Battle of the Bilge

April 20, 2017  Hours spent building to date:  3,702

At this point in the project I am battling for every minute, every inch of ground, because my friend Chris Keenan of Essex Marine Services arrives at 10 am Tuesday to pull the Tardis out of the shop and in for her engine.

So looming large on the punch list was wiring of the bilge pumps, since as a wooden boat owner for decades, I will not have a boat in the water without top quality bilge pumps — the more the merrier (Memsahib had five).  I budgeted about two hours for this.  The pumps threw back their heads in one of those sneering, World War II movie, Nazi laughs.

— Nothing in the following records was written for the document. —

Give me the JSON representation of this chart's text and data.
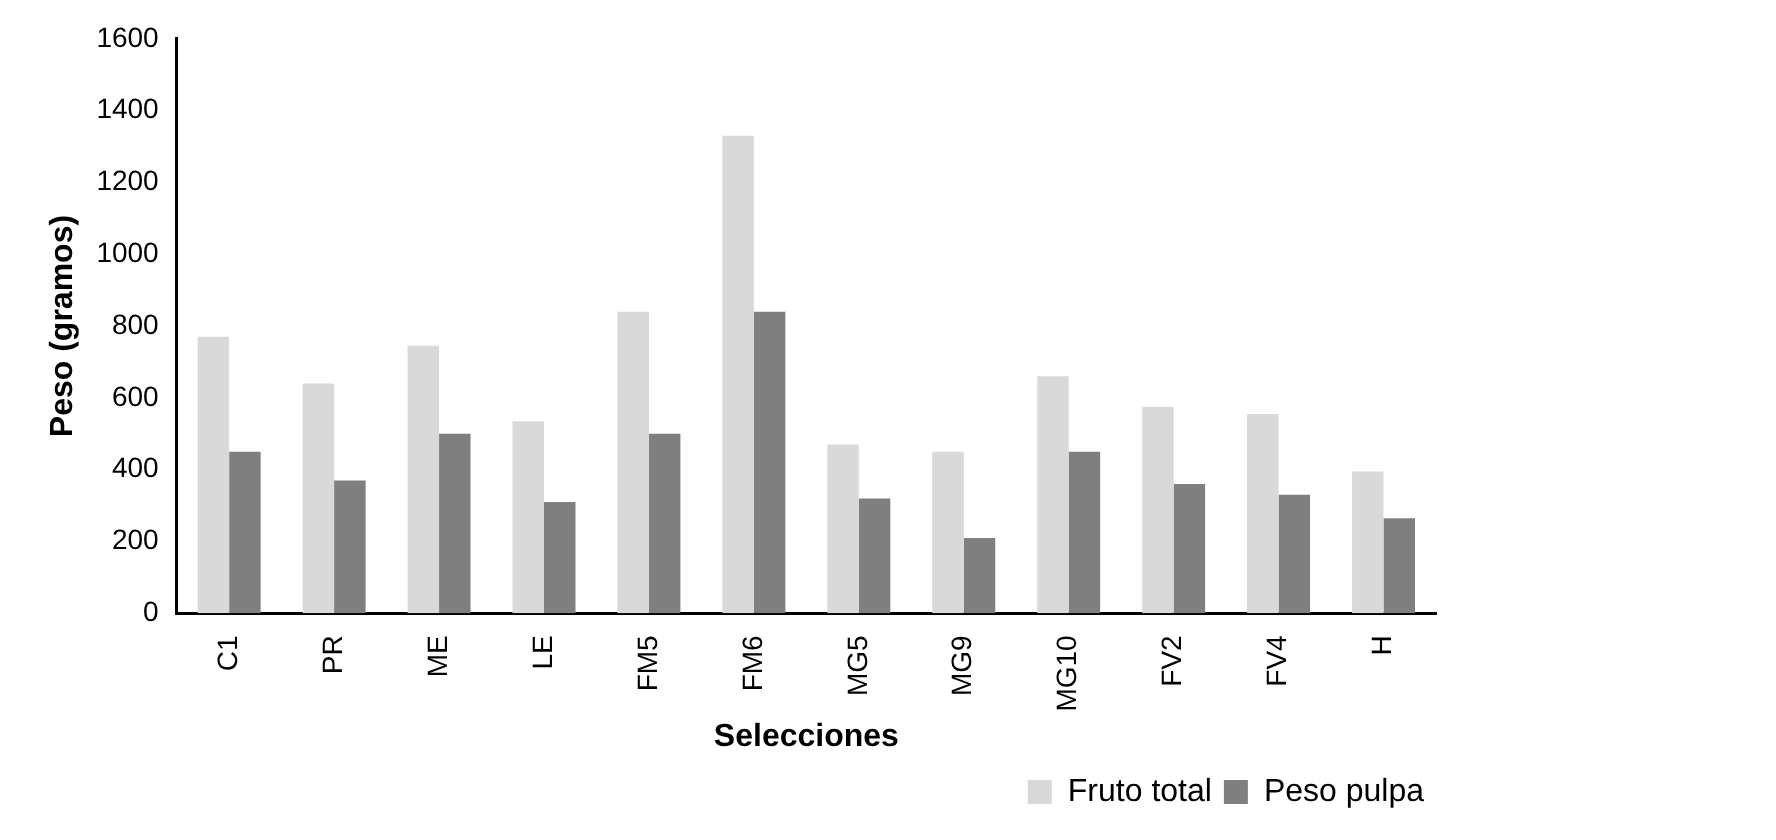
{
  "chart_data": {
    "type": "bar",
    "xlabel": "Selecciones",
    "ylabel": "Peso (gramos)",
    "categories": [
      "C1",
      "PR",
      "ME",
      "LE",
      "FM5",
      "FM6",
      "MG5",
      "MG9",
      "MG10",
      "FV2",
      "FV4",
      "H"
    ],
    "series": [
      {
        "name": "Fruto total",
        "color": "#d9d9d9",
        "values": [
          770,
          640,
          745,
          535,
          840,
          1330,
          470,
          450,
          660,
          575,
          555,
          395
        ]
      },
      {
        "name": "Peso pulpa",
        "color": "#7f7f7f",
        "values": [
          450,
          370,
          500,
          310,
          500,
          840,
          320,
          210,
          450,
          360,
          330,
          265
        ]
      }
    ],
    "ylim": [
      0,
      1600
    ],
    "yticks": [
      0,
      200,
      400,
      600,
      800,
      1000,
      1200,
      1400,
      1600
    ],
    "grid": false,
    "legend": "bottom right"
  }
}
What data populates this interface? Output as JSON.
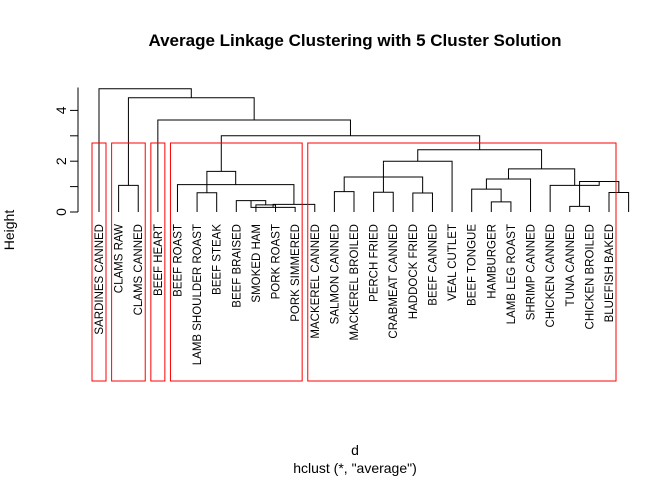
{
  "chart_data": {
    "type": "dendrogram",
    "title": "Average Linkage Clustering with 5 Cluster Solution",
    "xlabel": "d",
    "sublabel": "hclust (*, \"average\")",
    "ylabel": "Height",
    "ylim": [
      0,
      5
    ],
    "yticks": [
      0,
      2,
      4
    ],
    "leaves": [
      "SARDINES CANNED",
      "CLAMS RAW",
      "CLAMS CANNED",
      "BEEF HEART",
      "BEEF ROAST",
      "LAMB SHOULDER ROAST",
      "BEEF STEAK",
      "BEEF BRAISED",
      "SMOKED HAM",
      "PORK ROAST",
      "PORK SIMMERED",
      "MACKEREL CANNED",
      "SALMON CANNED",
      "MACKEREL BROILED",
      "PERCH FRIED",
      "CRABMEAT CANNED",
      "HADDOCK FRIED",
      "BEEF CANNED",
      "VEAL CUTLET",
      "BEEF TONGUE",
      "HAMBURGER",
      "LAMB LEG ROAST",
      "SHRIMP CANNED",
      "CHICKEN CANNED",
      "TUNA CANNED",
      "CHICKEN BROILED",
      "BLUEFISH BAKED"
    ],
    "merges": [
      [
        -9,
        -10,
        0.28
      ],
      [
        -8,
        1,
        0.45
      ],
      [
        -25,
        -26,
        0.22
      ],
      [
        -22,
        -21,
        0.4
      ],
      [
        -17,
        -18,
        0.75
      ],
      [
        -15,
        -16,
        0.78
      ],
      [
        -13,
        -14,
        0.8
      ],
      [
        -6,
        -7,
        0.76
      ],
      [
        -2,
        -3,
        1.05
      ],
      [
        -11,
        2,
        0.18
      ],
      [
        -27,
        -28,
        0.77
      ],
      [
        -12,
        10,
        0.3
      ],
      [
        -20,
        4,
        0.9
      ],
      [
        -5,
        12,
        1.08
      ],
      [
        3,
        11,
        1.2
      ],
      [
        5,
        7,
        1.38
      ],
      [
        -23,
        13,
        1.3
      ],
      [
        -24,
        15,
        1.05
      ],
      [
        14,
        8,
        1.6
      ],
      [
        17,
        18,
        1.7
      ],
      [
        16,
        6,
        1.92
      ],
      [
        -19,
        21,
        2.0
      ],
      [
        22,
        20,
        2.45
      ],
      [
        19,
        23,
        3.0
      ],
      [
        -4,
        24,
        3.62
      ],
      [
        9,
        25,
        4.5
      ],
      [
        -1,
        26,
        4.85
      ]
    ],
    "clusters": [
      {
        "leaves": [
          0,
          0
        ],
        "color": "#ff0000"
      },
      {
        "leaves": [
          1,
          2
        ],
        "color": "#ff0000"
      },
      {
        "leaves": [
          3,
          3
        ],
        "color": "#ff0000"
      },
      {
        "leaves": [
          4,
          10
        ],
        "color": "#ff0000"
      },
      {
        "leaves": [
          11,
          26
        ],
        "color": "#ff0000"
      }
    ],
    "grid": false
  }
}
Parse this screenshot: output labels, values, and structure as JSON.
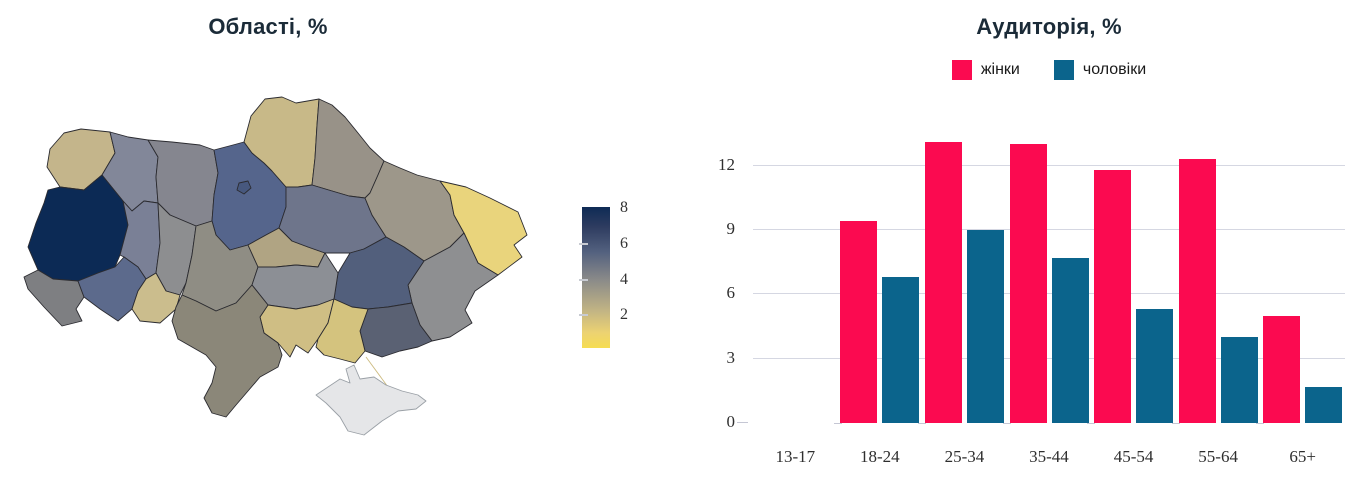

It is meaningless these days, but somewhere down in the little box where I keep the cufflinks I never wear anymore, there is a Phi Beta Kappa key from Stanford University.  But show me a wiring diagram for a three-way bilge pump switch and I become light-headed and incapable of comprehension.  Due to space limitations, I had three different brands of switches and pumps and four different instruction sheets and wiring diagrams to deal with.  On top of that I was staring at three brown wires, two black wires, a yellow wire, a red wire, a white wire — and one of the manuals swore there was a brown wire with white stripes in there someplace, but it never did appear.

After hours of study, I finally reached a sort of consensus between the instructions and drove down to West Marine for a terminal strip and connectors.  This would at least enable me to sort out the wires that supplied power from the ones that go to ground.  Before I ran out of a specialty connector called a spade terminal (the box is labeled in French “clips female” which I think sounds a lot better) I had one pump going — about six hours into the project.  This morning after another run to West I tackled the reds and yellows and got the Whale pump running.  (There is no better name for a pump that is meant to pump so hard that it saves your boat than “Whale.”)

So altogether I lost about a day.  That means the cabin sole probably won’t make it in, and it will be cold Saturday, so no painting.  But if worst comes to worse, I can pump 1,400 gallons of sea water per hour out of the Tardis.

At this point, the wires are winning.

Counter-attacking with every weapon I have.

In other news, door and refrigerator trim meant my steering/water pumps access panel wouldn’t access anything, and I had to cut it in half to get it out.